Mont St. Clair opens two more stores in Korea

Mont St. Clair opens two more stores in Korea

Until a few weeks ago, dessert fiends who wanted to taste Mont St. Clair’s famous cakes could only find them at the Japanese brand’s first overseas outpost in Seoul’s Banyan Tree Club and Spa.

Now, one can find them at two more locations in Korea.

Mont St. Clair’s two new Korean outlets sell around 100 varieties of desserts, pastries and bread. (Mont St. Clair Korea)

Mont St. Clair’s second overseas boutique launched on Aug. 11 at Hyundai Department Store’s Coex branch, and the third outlet opened on Aug. 21 at the department store’s brand new Pangyo location.

“In September, a shop inside Hyundai Department Store’s Apgujeong branch is also slated to open,” said Mont St. Clair Korea’s bakery business team assistant manager Han Hye-kyoung.

With the launch of a second and third store and an impending fourth location, Korea now has more outlets than Japan, where the first and, until recently, only store opened in Tokyo’s Jiyugaoka in 1998, Han said.

Until the first Korean outlet launched at the Banyan Tree Club and Spa last December, the Jiyugaoka-based flagship was Mont St. Clair’s sole shop for over a decade.

That solitary store attracted a loyal following of locals as well as tourists from around the world who came to taste owner-chef Hironobu Tsujiguchi’s creations, including his award-winning C’est La Vie cake, still Mont St. Clair’s top-selling dessert.

Before he launched Mont St. Clair, Tsujiguchi amassed eight prominent awards for his creations, including top honors for the sugar sculpture section at the world-renowned Coup du Monde de la Patisserie competition in 1997.

Tsujiguchi, often called a genius, went on to launch 11 more dessert brands in Japan.

By the time Mont St. Clair launched in Korea, it was a brand with a formidable owner-chef and an equally formidable lineup of cakes, pastries and bread.

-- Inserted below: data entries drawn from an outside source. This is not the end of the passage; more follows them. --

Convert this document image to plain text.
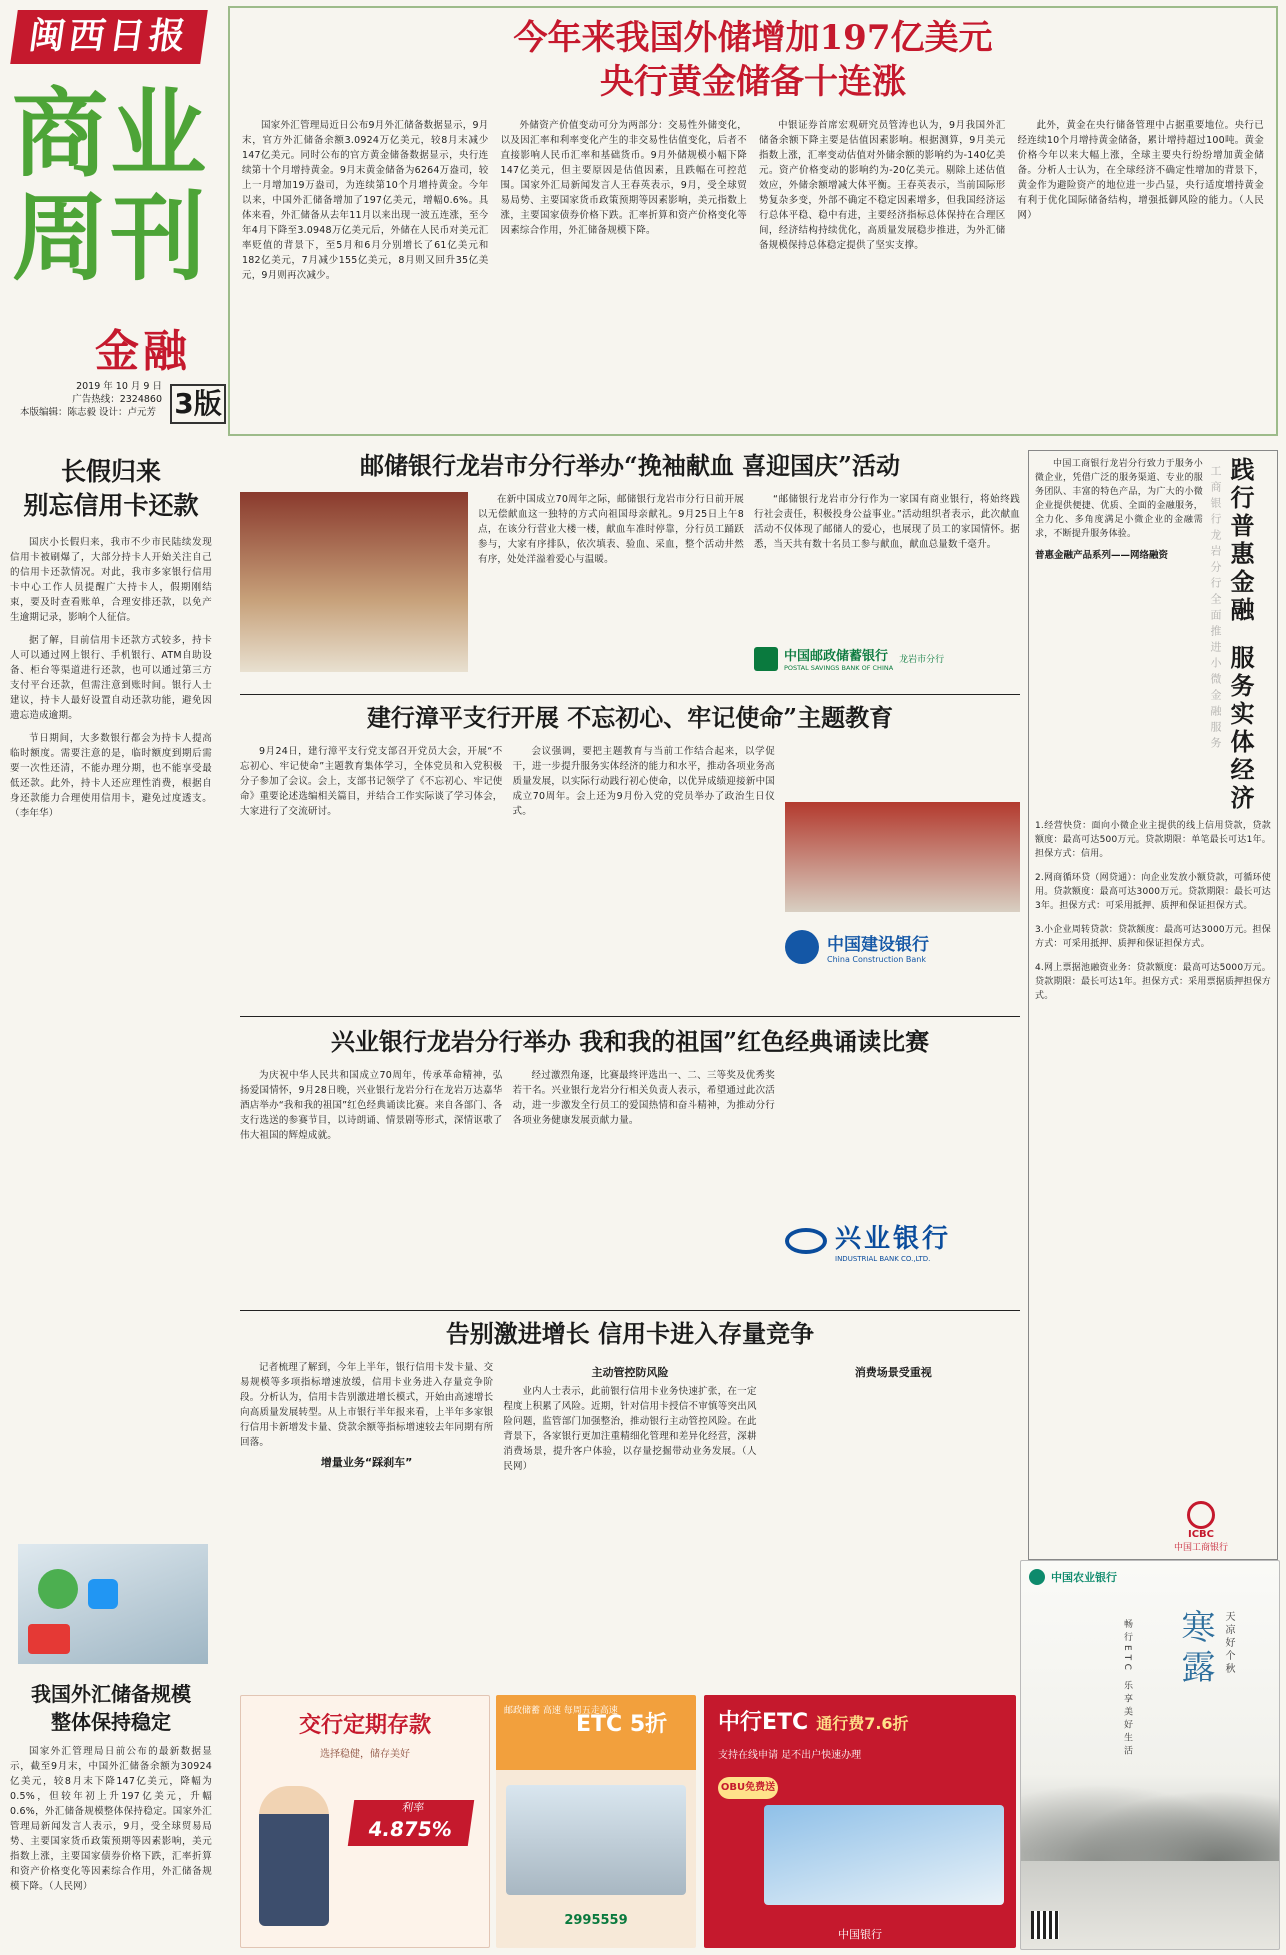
闽西日报
商业
周刊
金融
2019 年 10 月 9 日
广告热线：2324860
本版编辑：陈志毅 设计：卢元芳 3版
长假归来
别忘信用卡还款

国庆小长假归来，我市不少市民陆续发现信用卡被刷爆了，大部分持卡人开始关注自己的信用卡还款情况。对此，我市多家银行信用卡中心工作人员提醒广大持卡人，假期刚结束，要及时查看账单，合理安排还款，以免产生逾期记录，影响个人征信。

据了解，目前信用卡还款方式较多，持卡人可以通过网上银行、手机银行、ATM自助设备、柜台等渠道进行还款，也可以通过第三方支付平台还款，但需注意到账时间。银行人士建议，持卡人最好设置自动还款功能，避免因遗忘造成逾期。

节日期间，大多数银行都会为持卡人提高临时额度。需要注意的是，临时额度到期后需要一次性还清，不能办理分期，也不能享受最低还款。此外，持卡人还应理性消费，根据自身还款能力合理使用信用卡，避免过度透支。（李年华）

我国外汇储备规模
整体保持稳定

国家外汇管理局日前公布的最新数据显示，截至9月末，中国外汇储备余额为30924亿美元，较8月末下降147亿美元，降幅为0.5%，但较年初上升197亿美元，升幅0.6%，外汇储备规模整体保持稳定。国家外汇管理局新闻发言人表示，9月，受全球贸易局势、主要国家货币政策预期等因素影响，美元指数上涨，主要国家债券价格下跌，汇率折算和资产价格变化等因素综合作用，外汇储备规模下降。（人民网）

今年来我国外储增加197亿美元
央行黄金储备十连涨

国家外汇管理局近日公布9月外汇储备数据显示，9月末，官方外汇储备余额3.0924万亿美元，较8月末减少147亿美元。同时公布的官方黄金储备数据显示，央行连续第十个月增持黄金。9月末黄金储备为6264万盎司，较上一月增加19万盎司，为连续第10个月增持黄金。今年以来，中国外汇储备增加了197亿美元，增幅0.6%。具体来看，外汇储备从去年11月以来出现一波五连涨，至今年4月下降至3.0948万亿美元后，外储在人民币对美元汇率贬值的背景下，至5月和6月分别增长了61亿美元和182亿美元，7月减少155亿美元，8月则又回升35亿美元，9月则再次减少。

外储资产价值变动可分为两部分：交易性外储变化，以及因汇率和利率变化产生的非交易性估值变化，后者不直接影响人民币汇率和基础货币。9月外储规模小幅下降147亿美元，但主要原因是估值因素，且跌幅在可控范围。国家外汇局新闻发言人王春英表示，9月，受全球贸易局势、主要国家货币政策预期等因素影响，美元指数上涨，主要国家债券价格下跌。汇率折算和资产价格变化等因素综合作用，外汇储备规模下降。

中银证券首席宏观研究员管涛也认为，9月我国外汇储备余额下降主要是估值因素影响。根据测算，9月美元指数上涨，汇率变动估值对外储余额的影响约为-140亿美元。资产价格变动的影响约为-20亿美元。剔除上述估值效应，外储余额增减大体平衡。王春英表示，当前国际形势复杂多变，外部不确定不稳定因素增多，但我国经济运行总体平稳、稳中有进，主要经济指标总体保持在合理区间，经济结构持续优化，高质量发展稳步推进，为外汇储备规模保持总体稳定提供了坚实支撑。

此外，黄金在央行储备管理中占据重要地位。央行已经连续10个月增持黄金储备，累计增持超过100吨。黄金价格今年以来大幅上涨，全球主要央行纷纷增加黄金储备。分析人士认为，在全球经济不确定性增加的背景下，黄金作为避险资产的地位进一步凸显，央行适度增持黄金有利于优化国际储备结构，增强抵御风险的能力。（人民网）

邮储银行龙岩市分行举办“挽袖献血 喜迎国庆”活动

在新中国成立70周年之际，邮储银行龙岩市分行日前开展以无偿献血这一独特的方式向祖国母亲献礼。9月25日上午8点，在该分行营业大楼一楼，献血车准时停靠，分行员工踊跃参与，大家有序排队，依次填表、验血、采血，整个活动井然有序，处处洋溢着爱心与温暖。

“邮储银行龙岩市分行作为一家国有商业银行，将始终践行社会责任，积极投身公益事业。”活动组织者表示，此次献血活动不仅体现了邮储人的爱心，也展现了员工的家国情怀。据悉，当天共有数十名员工参与献血，献血总量数千毫升。

中国邮政储蓄银行
POSTAL SAVINGS BANK OF CHINA
龙岩市分行
建行漳平支行开展 不忘初心、牢记使命”主题教育

9月24日，建行漳平支行党支部召开党员大会，开展“不忘初心、牢记使命”主题教育集体学习，全体党员和入党积极分子参加了会议。会上，支部书记领学了《不忘初心、牢记使命》重要论述选编相关篇目，并结合工作实际谈了学习体会，大家进行了交流研讨。

会议强调，要把主题教育与当前工作结合起来，以学促干，进一步提升服务实体经济的能力和水平，推动各项业务高质量发展，以实际行动践行初心使命，以优异成绩迎接新中国成立70周年。会上还为9月份入党的党员举办了政治生日仪式。

中国建设银行
China Construction Bank
兴业银行龙岩分行举办 我和我的祖国”红色经典诵读比赛

为庆祝中华人民共和国成立70周年，传承革命精神，弘扬爱国情怀，9月28日晚，兴业银行龙岩分行在龙岩万达嘉华酒店举办“我和我的祖国”红色经典诵读比赛。来自各部门、各支行选送的参赛节目，以诗朗诵、情景剧等形式，深情讴歌了伟大祖国的辉煌成就。

经过激烈角逐，比赛最终评选出一、二、三等奖及优秀奖若干名。兴业银行龙岩分行相关负责人表示，希望通过此次活动，进一步激发全行员工的爱国热情和奋斗精神，为推动分行各项业务健康发展贡献力量。

兴业银行
INDUSTRIAL BANK CO.,LTD.
告别激进增长 信用卡进入存量竞争

记者梳理了解到，今年上半年，银行信用卡发卡量、交易规模等多项指标增速放缓，信用卡业务进入存量竞争阶段。分析认为，信用卡告别激进增长模式，开始由高速增长向高质量发展转型。从上市银行半年报来看，上半年多家银行信用卡新增发卡量、贷款余额等指标增速较去年同期有所回落。

增量业务“踩刹车”
主动管控防风险

业内人士表示，此前银行信用卡业务快速扩张，在一定程度上积累了风险。近期，针对信用卡授信不审慎等突出风险问题，监管部门加强整治，推动银行主动管控风险。在此背景下，各家银行更加注重精细化管理和差异化经营，深耕消费场景，提升客户体验，以存量挖掘带动业务发展。（人民网）

消费场景受重视

中国工商银行龙岩分行致力于服务小微企业，凭借广泛的服务渠道、专业的服务团队、丰富的特色产品，为广大的小微企业提供便捷、优质、全面的金融服务，全力化、多角度满足小微企业的金融需求，不断提升服务体验。

普惠金融产品系列——网络融资	践行普惠金融服务实体经济
工商银行龙岩分行全面推进小微金融服务

1.经营快贷：面向小微企业主提供的线上信用贷款，贷款额度：最高可达500万元。贷款期限：单笔最长可达1年。担保方式：信用。

2.网商循环贷（网贷通）：向企业发放小额贷款，可循环使用。贷款额度：最高可达3000万元。贷款期限：最长可达3年。担保方式：可采用抵押、质押和保证担保方式。

3.小企业周转贷款：贷款额度：最高可达3000万元。担保方式：可采用抵押、质押和保证担保方式。

4.网上票据池融资业务：贷款额度：最高可达5000万元。贷款期限：最长可达1年。担保方式：采用票据质押担保方式。

ICBC
中国工商银行
中国农业银行
寒露 天凉好个秋
畅行ETC 乐享美好生活
交行定期存款
选择稳健，储存美好
利率
4.875%
邮政储蓄 高速 每周五走高速
ETC 5折
2995559
中行ETC 通行费7.6折
支持在线申请 足不出户快速办理
OBU免费送
中国银行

The lineup is not simply formidable by reputation, there are around 130 varieties sold at the Banyan Tree outlet and around 100 varieties at both the COEX and Pangyo shops, making for a wide and extensive range of vibrant and toothsome sweets, pastries and breads to pick and choose from.

In addition to the famed C’est La Vie, Mont St. Clair is also known for its namesake cake, a toasted, caramelized nut-encrusted confection that marries beautifully with its buttercream-Italian meringue mocha center.

“We have a chocolate hazelnut ganache and biscuit joconde center,” Han said, explaining how the dessert achieves its various textures with a crust, a base and a center.

That lovely juxtaposition of utterly soft mousse and that element of crunch works wonderfully as well in other cakes like Mont St. Clair’s Nonette, where caramel-infused chocolate mousse and caramel-infused ganache are paired with the crisp crunch of paper-thin feuilletine flakes mixed with dark chocolate.

There is the millefeuille fraise, where an utterly thick custard — Han says the secret lies in the butter — fresh strawberries and a layer of rhubarb jam are sandwiched around thin, butter layers of puff pastry.

Bread, too, is beautifully executed, from the supple, soft and thick cushiony slices of toast bread — fashioned, Han revealed, with plenty of fresh cream sourced from Hokkaido — to the marron chocolat, a baton of bread, baguette-like in texture, filled with chestnuts and white chocolate.

This sweet snack is an exercise in balance, the meaty sweetness of the chestnuts, the even sweeter richness of the white chocolate, all balanced by the crisp-crusted nutty bread encasing the filling.

One will also find a creation fashioned from black tea that is exclusive to Korea and not available in Japan, said Han.

The Mont St. Clair Korea ( outlet in Hyundai Department Store’s COEX branch is located on the basement floor; single portion cakes cost 7,000 won to 8,000 won at the COEX shop.